Vehicles were parked so that there was no place Nudger could wait in his car inside the trailer park without possibly arousing suspicion, so he drove back to Watson Road. He found a spot in the shade of some tall sycamores, then pulled the Volkswagen onto the shoulder where he could see the park entrance. After switching off the engine, he reached over and opened the passenger-side door to reap a little more breeze. The car's interior was hot to the touch.
Then he did what he spent too much time doing in this odd occupation that had chosen him. What he did in hotel lobbies, parking lots, bars, empty apartments, phone booths, and places too varied to classify.
He waited.
It was dark when she finally arrived. Nudger caught a glimpse of her gaunt profile as she turned her car in beneath the arched “Placid Grove” sign.
He started the Volkswagen and followed, keeping her car's bright red taillights in sight until they seemed to draw close together and disappeared as she made a right turn onto Tranquillity Lane in her final leg toward home.
He pulled to the side of the street and waited, giving her plenty of time to get inside, before he put the Volkswagen in gear and parked a short distance beyond her trailer.

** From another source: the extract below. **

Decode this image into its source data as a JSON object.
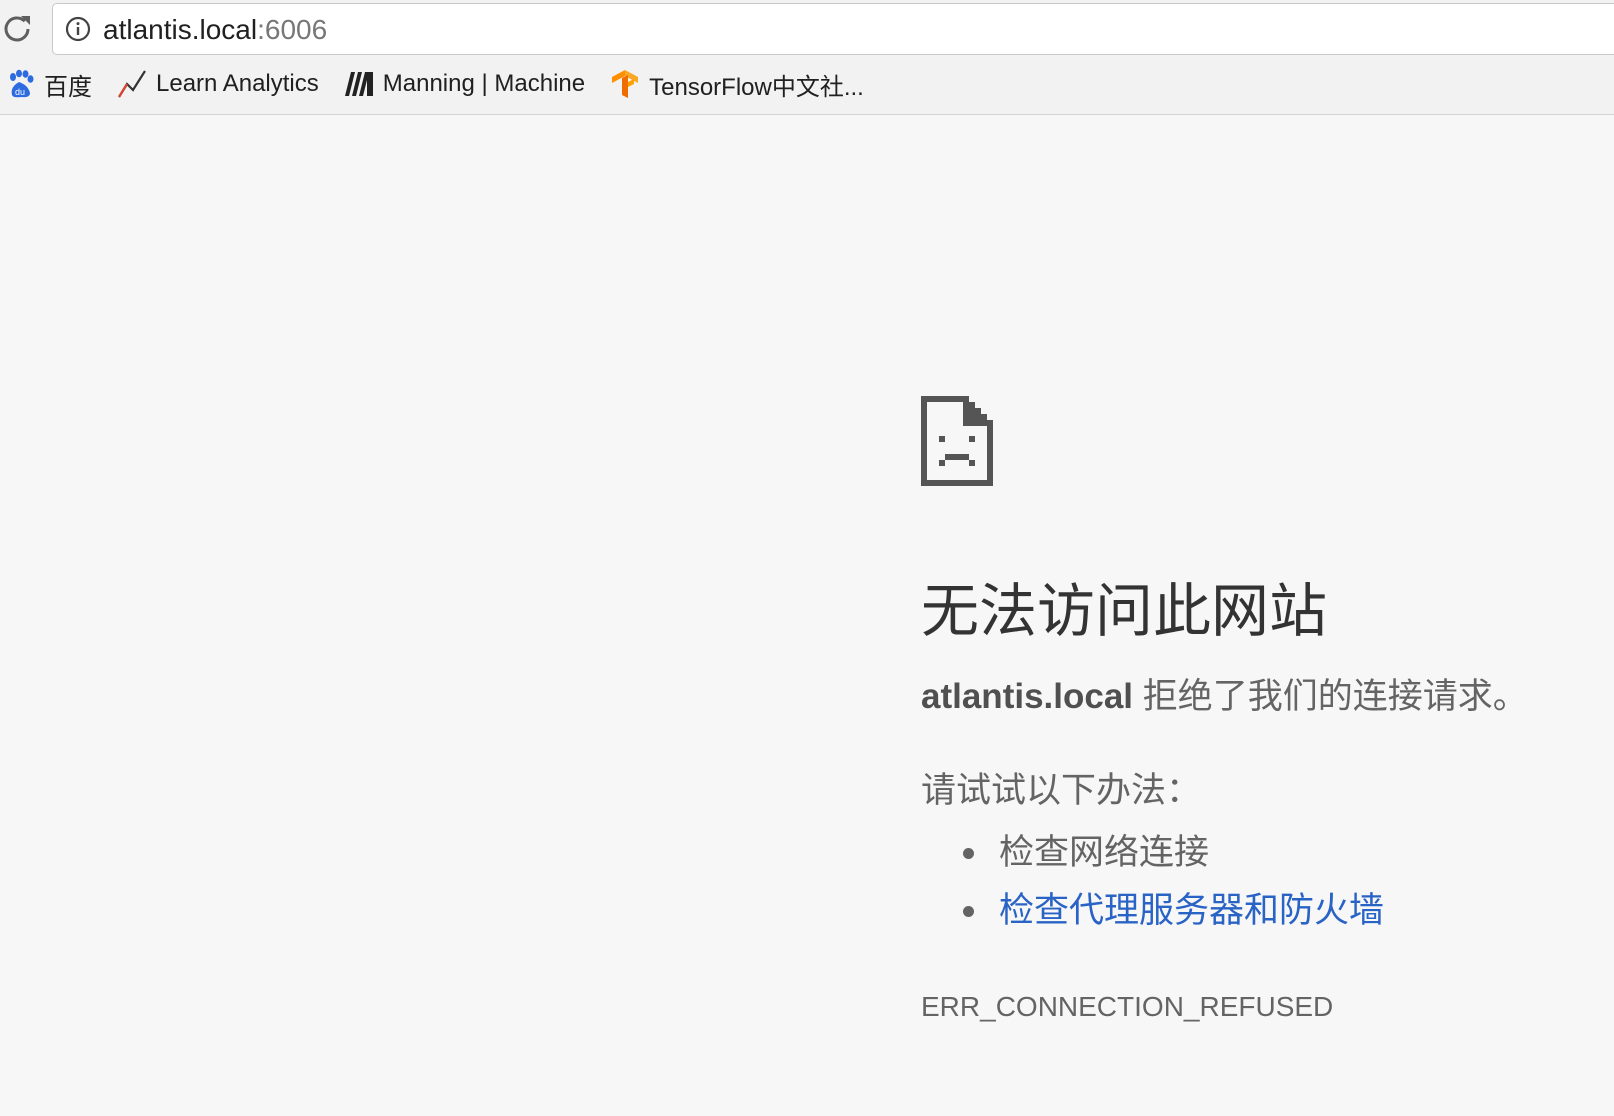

As he walked up Tranquillity Lane in the dark, it seemed that the crickets were screaming with insane volume and intensity, the way they'd screamed the night he'd talked to Tom. Or maybe that was because the rest of the trailer park was so quiet; it was still too hot for anyone to be outside without good reason. Fireflies winked among the trailers, sending mysterious luminous signals, the only visib
le signs of life or motion.
Candy Ann's car, an old but glossy yellow Ford, was nosed in close to her trailer. On his way to the door, Nudger paused and scratched the hood with a key. Even in the dim light he could see that beneath the new yellow paint the car's color was dark green or black. He bent down and looked at the license plate. The number began with an L.

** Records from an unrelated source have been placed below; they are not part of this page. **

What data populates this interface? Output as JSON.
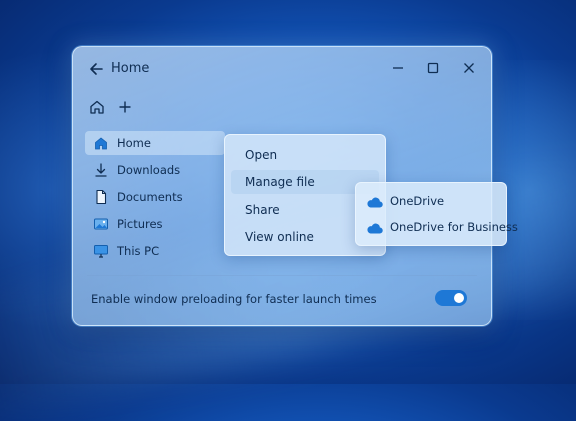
{
  "window": {
    "title": "Home",
    "controls": {
      "minimize": "minimize-icon",
      "maximize": "maximize-icon",
      "close": "close-icon"
    }
  },
  "toolbar": {
    "home_icon": "home-icon",
    "add_icon": "plus-icon"
  },
  "sidebar": {
    "items": [
      {
        "label": "Home",
        "icon": "home-icon",
        "selected": true
      },
      {
        "label": "Downloads",
        "icon": "download-icon",
        "selected": false
      },
      {
        "label": "Documents",
        "icon": "document-icon",
        "selected": false
      },
      {
        "label": "Pictures",
        "icon": "picture-icon",
        "selected": false
      },
      {
        "label": "This PC",
        "icon": "monitor-icon",
        "selected": false
      }
    ]
  },
  "context_menu": {
    "items": [
      {
        "label": "Open"
      },
      {
        "label": "Manage file",
        "highlighted": true
      },
      {
        "label": "Share"
      },
      {
        "label": "View online"
      }
    ],
    "submenu": [
      {
        "label": "OneDrive",
        "icon": "cloud-icon"
      },
      {
        "label": "OneDrive for Business",
        "icon": "cloud-icon"
      }
    ]
  },
  "footer": {
    "setting_label": "Enable window preloading for faster launch times",
    "toggle_on": true
  },
  "colors": {
    "accent": "#1e78d6",
    "text": "#0f2d52",
    "cloud": "#1e78d6"
  }
}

The crickets stopped screaming then, suddenly.
It took a few seconds for the silence to register with Nudger.
He was straightening up when one of the shadows in the corner of his vision suddenly gained substance and rushed at him.
Nudger started to yell in alarm, but he was hit hard in the side, momentarily knocking the breath from him and causing his injured rib to flare with pain.

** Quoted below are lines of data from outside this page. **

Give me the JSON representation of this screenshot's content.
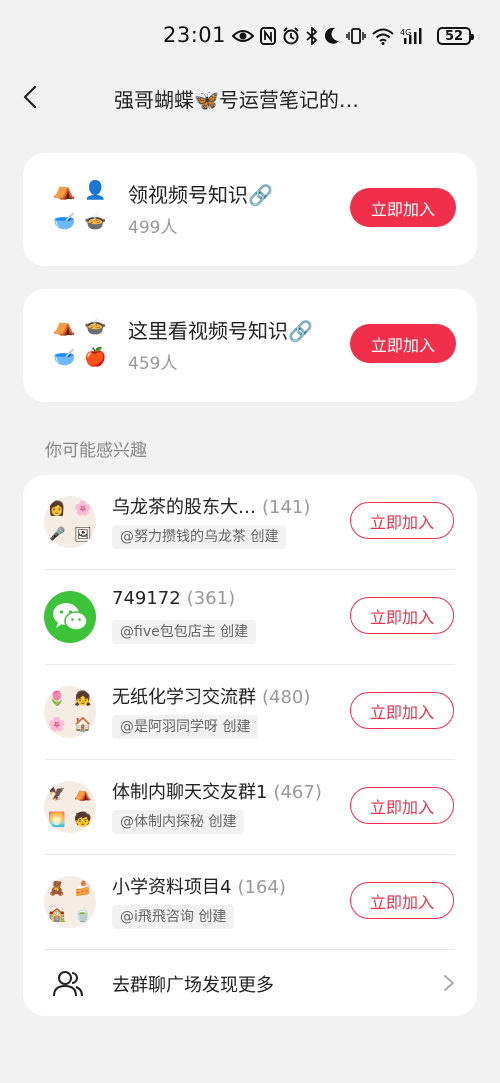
{
  "status_bar": {
    "time": "23:01",
    "battery": "52",
    "icons": [
      "eye-icon",
      "nfc-icon",
      "alarm-icon",
      "bluetooth-icon",
      "moon-icon",
      "vibrate-icon",
      "wifi-icon",
      "signal-4g-icon"
    ]
  },
  "header": {
    "title": "强哥蝴蝶🦋号运营笔记的…"
  },
  "groups": [
    {
      "name": "领视频号知识🔗",
      "count": "499人",
      "join_label": "立即加入",
      "avatar_icons": [
        "⛺",
        "👤",
        "🥣",
        "🍲"
      ]
    },
    {
      "name": "这里看视频号知识🔗",
      "count": "459人",
      "join_label": "立即加入",
      "avatar_icons": [
        "⛺",
        "🍲",
        "🥣",
        "🍎"
      ]
    }
  ],
  "section_title": "你可能感兴趣",
  "recommendations": [
    {
      "name": "乌龙茶的股东大…",
      "count": "(141)",
      "creator": "@努力攒钱的乌龙茶 创建",
      "join_label": "立即加入",
      "avatar_icons": [
        "👩",
        "🌸",
        "🎤",
        "🖼"
      ]
    },
    {
      "name": "749172",
      "count": "(361)",
      "creator": "@five包包店主 创建",
      "join_label": "立即加入",
      "avatar_icons": [
        "💬"
      ]
    },
    {
      "name": "无纸化学习交流群",
      "count": "(480)",
      "creator": "@是阿羽同学呀 创建",
      "join_label": "立即加入",
      "avatar_icons": [
        "🌷",
        "👧",
        "🌸",
        "🏠"
      ]
    },
    {
      "name": "体制内聊天交友群1",
      "count": "(467)",
      "creator": "@体制内探秘 创建",
      "join_label": "立即加入",
      "avatar_icons": [
        "🦅",
        "⛺",
        "🌅",
        "🧒"
      ]
    },
    {
      "name": "小学资料项目4",
      "count": "(164)",
      "creator": "@i飛飛咨询 创建",
      "join_label": "立即加入",
      "avatar_icons": [
        "🧸",
        "🍰",
        "🏫",
        "🍵"
      ]
    }
  ],
  "more": {
    "label": "去群聊广场发现更多"
  },
  "colors": {
    "accent": "#f0304a",
    "background": "#f2f2f2",
    "card": "#ffffff",
    "wechat": "#3dc33a"
  }
}
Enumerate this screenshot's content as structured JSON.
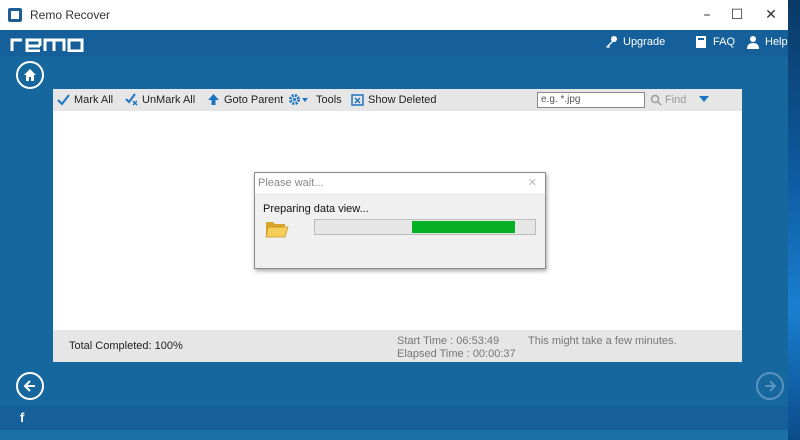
{
  "window": {
    "title": "Remo Recover"
  },
  "brand": {
    "logo_text": "remo"
  },
  "header": {
    "upgrade_label": "Upgrade",
    "faq_label": "FAQ",
    "help_label": "Help"
  },
  "toolbar": {
    "mark_all": "Mark All",
    "unmark_all": "UnMark All",
    "goto_parent": "Goto Parent",
    "tools": "Tools",
    "show_deleted": "Show Deleted",
    "search_placeholder": "e.g. *.jpg",
    "find": "Find"
  },
  "dialog": {
    "title": "Please wait...",
    "message": "Preparing data view...",
    "progress": {
      "start": 0.44,
      "end": 0.91
    }
  },
  "status": {
    "total_completed": "Total Completed: 100%",
    "start_time": "Start Time : 06:53:49",
    "elapsed_time": "Elapsed Time : 00:00:37",
    "note": "This might take a few minutes."
  },
  "footer": {
    "social": "f"
  },
  "colors": {
    "accent": "#17679f",
    "header": "#15609a",
    "progress": "#06b025",
    "toolbar_icon": "#1e74c0"
  },
  "icons": [
    "app-icon",
    "key-icon",
    "book-icon",
    "person-icon",
    "home-icon",
    "check-icon",
    "uncheck-icon",
    "arrow-up-icon",
    "gear-icon",
    "show-deleted-icon",
    "search-icon",
    "chevron-down-icon",
    "folder-icon",
    "back-icon",
    "next-icon",
    "facebook-icon"
  ]
}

He was on the ground. A large man loomed over him, leg drawn back to kick. Nudger rolled to his left, felt a shoe graze his hip. He scrambled to his feet, and a glancing blow scraped his neck and almost knocked him down.
The man rushed him again. This time Nudger sidestepped and drove a fist into the big man's stomach, heard a grunt more of irritation than of pain or breathlessness. Wow! The guy's midsection was hard enough to have hurt Nudger's fist. He was fit as a commando, wearing a dark long-sleeved shirt, with what looked like a knit ski mask pulled down to conceal his features.
Hot night for that, Nudger thought inanely, as the man grabbed the front of his shirt. Buttons shot like popped corn into the shadows.
Nudger tried to shove his assailant away, but the man barked a short half-grunt, half-scream and hacked down with the edge of his hand at Nudger's neck. The blow missed and glanced off his shoulder, struck the yellow hood of the car. Had to leave dents in both places.
Then the big man was up tight against him, using his weight, bending Nudger backward over the hood. He grabbed Nudger's hair and began beating his head on the smooth metal. More dents. It was making a hell of a racket, but probably not enough to arouse the neighbors and bring help. Or maybe it only seemed loud to Nudger. Pain exploded between his ears with each impact.